2021-01-12lei: get rid of client {pid} field
Using kill(2) is too dangerous since extremely long queries may mean the original PID of the aborted lei(1) client process to be recycled by a new process. It would be bad if the lei_xsearch worker process issued a kill on the wrong process. So just rely on sending the exit message via socket.

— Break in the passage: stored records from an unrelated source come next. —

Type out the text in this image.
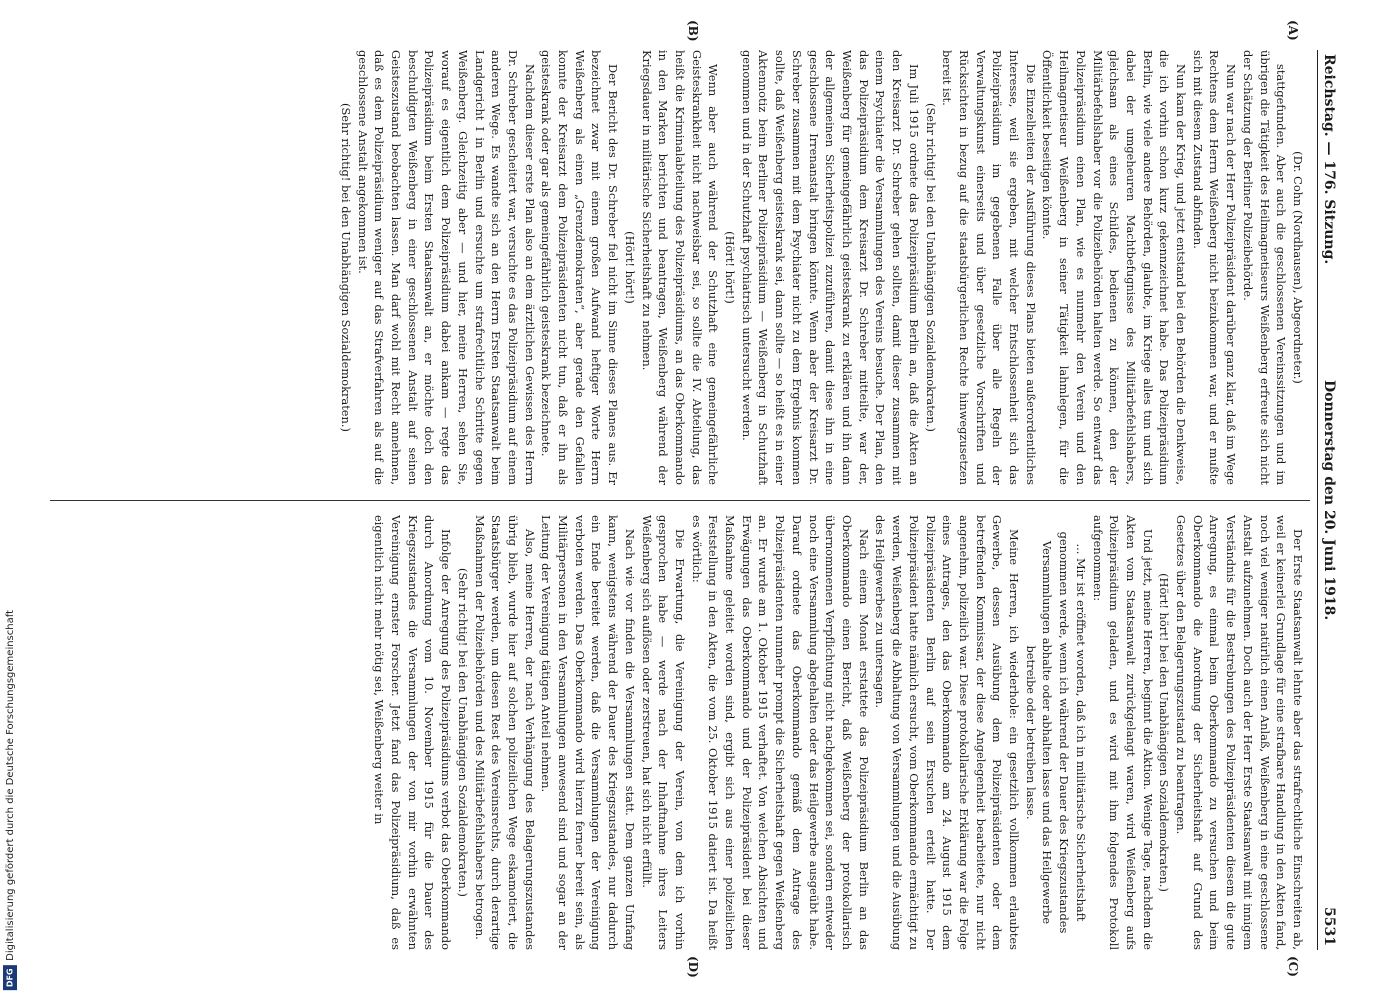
Digitalisierung gefördert durch die Deutsche Forschungsgemeinschaft
DFG
Reichstag. — 176. Sitzung.
Donnerstag den 20. Juni 1918.
5531
(A)
(B)
(C)
(D)

(Dr. Cohn (Nordhausen), Abgeordneter.)

stattgefunden. Aber auch die geschlossenen Vereinssitzungen und im übrigen die Tätigkeit des Heilmagnetiseurs Weißenberg erfreute sich nicht der Schätzung der Berliner Polizeibehörde.

Nun war nach der Herr Polizeipräsident darüber ganz klar, daß im Wege Rechtens dem Herrn Weißenberg nicht beizukommen war, und er mußte sich mit diesem Zustand abfinden.

Nun kam der Krieg, und jetzt entstand bei den Behörden die Denkweise, die ich vorhin schon kurz gekennzeichnet habe. Das Polizeipräsidium Berlin, wie viele andere Behörden, glaubte, im Kriege alles tun und sich dabei der umgeheuren Machtbefugnisse des Militärbefehlshabers, gleichsam als eines Schildes, bedienen zu können, den der Militärbefehlshaber vor die Polizeibehörden halten werde. So entwarf das Polizeipräsidium einen Plan, wie es nunmehr den Verein und den Heilmagnetiseur Weißenberg in seiner Tätigkeit lahmlegen, für die Öffentlichkeit beseitigen könnte.

Die Einzelheiten der Ausführung dieses Plans bieten außerordentliches Interesse, weil sie ergeben, mit welcher Entschlossenheit sich das Polizeipräsidium im gegebenen Falle über alle Regeln der Verwaltungskunst einerseits und über gesetzliche Vorschriften und Rücksichten in bezug auf die staatsbürgerlichen Rechte hinwegzusetzen bereit ist.

(Sehr richtig! bei den Unabhängigen Sozialdemokraten.)

Im Juli 1915 ordnete das Polizeipräsidium Berlin an, daß die Akten an den Kreisarzt Dr. Schreber gehen sollten, damit dieser zusammen mit einem Psychiater die Versammlungen des Vereins besuche. Der Plan, den das Polizeipräsidium dem Kreisarzt Dr. Schreber mitteilte, war der, Weißenberg für gemeingefährlich geisteskrank zu erklären und ihn dann der allgemeinen Sicherheitspolizei zuzuführen, damit diese ihn in eine geschlossene Irrenanstalt bringen könnte. Wenn aber der Kreisarzt Dr. Schreber zusammen mit dem Psychiater nicht zu dem Ergebnis kommen sollte, daß Weißenberg geisteskrank sei, dann sollte — so heißt es in einer Aktennotiz beim Berliner Polizeipräsidium — Weißenberg in Schutzhaft genommen und in der Schutzhaft psychiatrisch untersucht werden.

(Hört! hört!)

Wenn aber auch während der Schutzhaft eine gemeingefährliche Geisteskrankheit nicht nachweisbar sei, so sollte die IV. Abteilung, das heißt die Kriminalabteilung des Polizeipräsidiums, an das Oberkommando in den Marken berichten und beantragen, Weißenberg während der Kriegsdauer in militärische Sicherheitshaft zu nehmen.

(Hört! hört!)

Der Bericht des Dr. Schreber fiel nicht im Sinne dieses Planes aus. Er bezeichnet zwar mit einem großen Aufwand heftiger Worte Herrn Weißenberg als einen „Grenzdemokraten“, aber gerade den Gefallen konnte der Kreisarzt dem Polizeipräsidenten nicht tun, daß er ihn als geisteskrank oder gar als gemeingefährlich geisteskrank bezeichnete.

Nachdem dieser erste Plan also an dem ärztlichen Gewissen des Herrn Dr. Schreber gescheitert war, versuchte es das Polizeipräsidium auf einem anderen Wege. Es wandte sich an den Herrn Ersten Staatsanwalt beim Landgericht I in Berlin und ersuchte um strafrechtliche Schritte gegen Weißenberg. Gleichzeitig aber — und hier, meine Herren, sehen Sie, worauf es eigentlich dem Polizeipräsidium dabei ankam — regte das Polizeipräsidium beim Ersten Staatsanwalt an, er möchte doch den beschuldigten Weißenberg in einer geschlossenen Anstalt auf seinen Geisteszustand beobachten lassen. Man darf wohl mit Recht annehmen, daß es dem Polizeipräsidium weniger auf das Strafverfahren als auf die geschlossene Anstalt angekommen ist.

(Sehr richtig! bei den Unabhängigen Sozialdemokraten.)

Der Erste Staatsanwalt lehnte aber das strafrechtliche Einschreiten ab, weil er keinerlei Grundlage für eine strafbare Handlung in den Akten fand, noch viel weniger natürlich einen Anlaß, Weißenberg in eine geschlossene Anstalt aufzunehmen. Doch auch der Herr Erste Staatsanwalt mit innigem Verständnis für die Bestrebungen des Polizeipräsidenten diesem die gute Anregung, es einmal beim Oberkommando zu versuchen und beim Oberkommando die Anordnung der Sicherheitshaft auf Grund des Gesetzes über den Belagerungszustand zu beantragen.

(Hört! hört! bei den Unabhängigen Sozialdemokraten.)

Und jetzt, meine Herren, beginnt die Aktion. Wenige Tage, nachdem die Akten vom Staatsanwalt zurückgelangt waren, wird Weißenberg aufs Polizeipräsidium geladen, und es wird mit ihm folgendes Protokoll aufgenommen:

... Mir ist eröffnet worden, daß ich in militärische Sicherheitshaft genommen werde, wenn ich während der Dauer des Kriegszustandes Versammlungen abhalte oder abhalten lasse und das Heilgewerbe betreibe oder betreiben lasse.

Meine Herren, ich wiederhole: ein gesetzlich vollkommen erlaubtes Gewerbe, dessen Ausübung dem Polizeipräsidenten oder dem betreffenden Kommissar, der diese Angelegenheit bearbeitete, nur nicht angenehm, polizeilich war. Diese protokollarische Erklärung war die Folge eines Antrages, den das Oberkommando am 24. August 1915 dem Polizeipräsidenten Berlin auf sein Ersuchen erteilt hatte. Der Polizeipräsident hatte nämlich ersucht, vom Oberkommando ermächtigt zu werden, Weißenberg die Abhaltung von Versammlungen und die Ausübung des Heilgewerbes zu untersagen.

Nach einem Monat erstattete das Polizeipräsidium Berlin an das Oberkommando einen Bericht, daß Weißenberg der protokollarisch übernommenen Verpflichtung nicht nachgekommen sei, sondern entweder noch eine Versammlung abgehalten oder das Heilgewerbe ausgeübt habe. Darauf ordnete das Oberkommando gemäß dem Antrage des Polizeipräsidenten nunmehr prompt die Sicherheitshaft gegen Weißenberg an. Er wurde am 1. Oktober 1915 verhaftet. Von welchen Absichten und Erwägungen das Oberkommando und der Polizeipräsident bei dieser Maßnahme geleitet worden sind, ergibt sich aus einer polizeilichen Feststellung in den Akten, die vom 25. Oktober 1915 datiert ist. Da heißt es wörtlich:

Die Erwartung, die Vereinigung der Verein, von dem ich vorhin gesprochen habe — werde nach der Inhaftnahme ihres Leiters Weißenberg sich auflösen oder zerstreuen, hat sich nicht erfüllt.

Nach wie vor finden die Versammlungen statt. Dem ganzen Umfang kann, wenigstens während der Dauer des Kriegszustandes, nur dadurch ein Ende bereitet werden, daß die Versammlungen der Vereinigung verboten werden. Das Oberkommando wird hierzu ferner bereit sein, als Militärpersonen in den Versammlungen anwesend sind und sogar an der Leitung der Vereinigung tätigen Anteil nehmen.

Also, meine Herren, der nach Verhängung des Belagerungszustandes übrig blieb, wurde hier auf solchen polizeilichen Wege eskamotiert, die Staatsbürger werden, um diesen Rest des Vereinsrechts, durch derartige Maßnahmen der Polizeibehörden und des Militärbefehlshabers betrogen.

(Sehr richtig! bei den Unabhängigen Sozialdemokraten.)

Infolge der Anregung des Polizeipräsidiums verbot das Oberkommando durch Anordnung vom 10. November 1915 für die Dauer des Kriegszustandes die Versammlungen der von mir vorhin erwähnten Vereinigung ernster Forscher. Jetzt fand das Polizeipräsidium, daß es eigentlich nicht mehr nötig sei, Weißenberg weiter in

2021-01-12lei: query: ensure pager exit is instantaneous
Improve interactivity and user experience by allowing the user to return to the terminal immediately when the pager is exited (e.g. hitting the `q' key in less(1)). This is a massive change which restructures query handling to allow parallel search when --thread expansion is in use and offloading to a separate worker when --thread is not in use. The Xapian query offload changes allow us to reenter the event loop right away once the search(es) are shipped off to the work queue workers. This means the main lei-daemon process can forget the lei(1) client socket immediately once it's handed off to worker processes. We now unblock SIGPIPE in query workers and send an exit(141) response to the lei(1) client socket to denote SIGPIPE. This also allows parallelization for users using "lei q" from multiple terminals. JSON output is currently broken and will need to be restructured for more flexibility and fork-safety.
2021-01-12lei q: deduplicate smsg
We don't want duplicate messages in results overviews, either.
2021-01-12lei query + pagination sorta working
Parallelism and interactivity with pager + SIGPIPE needs work; but results are shown and phrase search works without shell users having to apply Xapian quoting rules on top of standard shell quoting.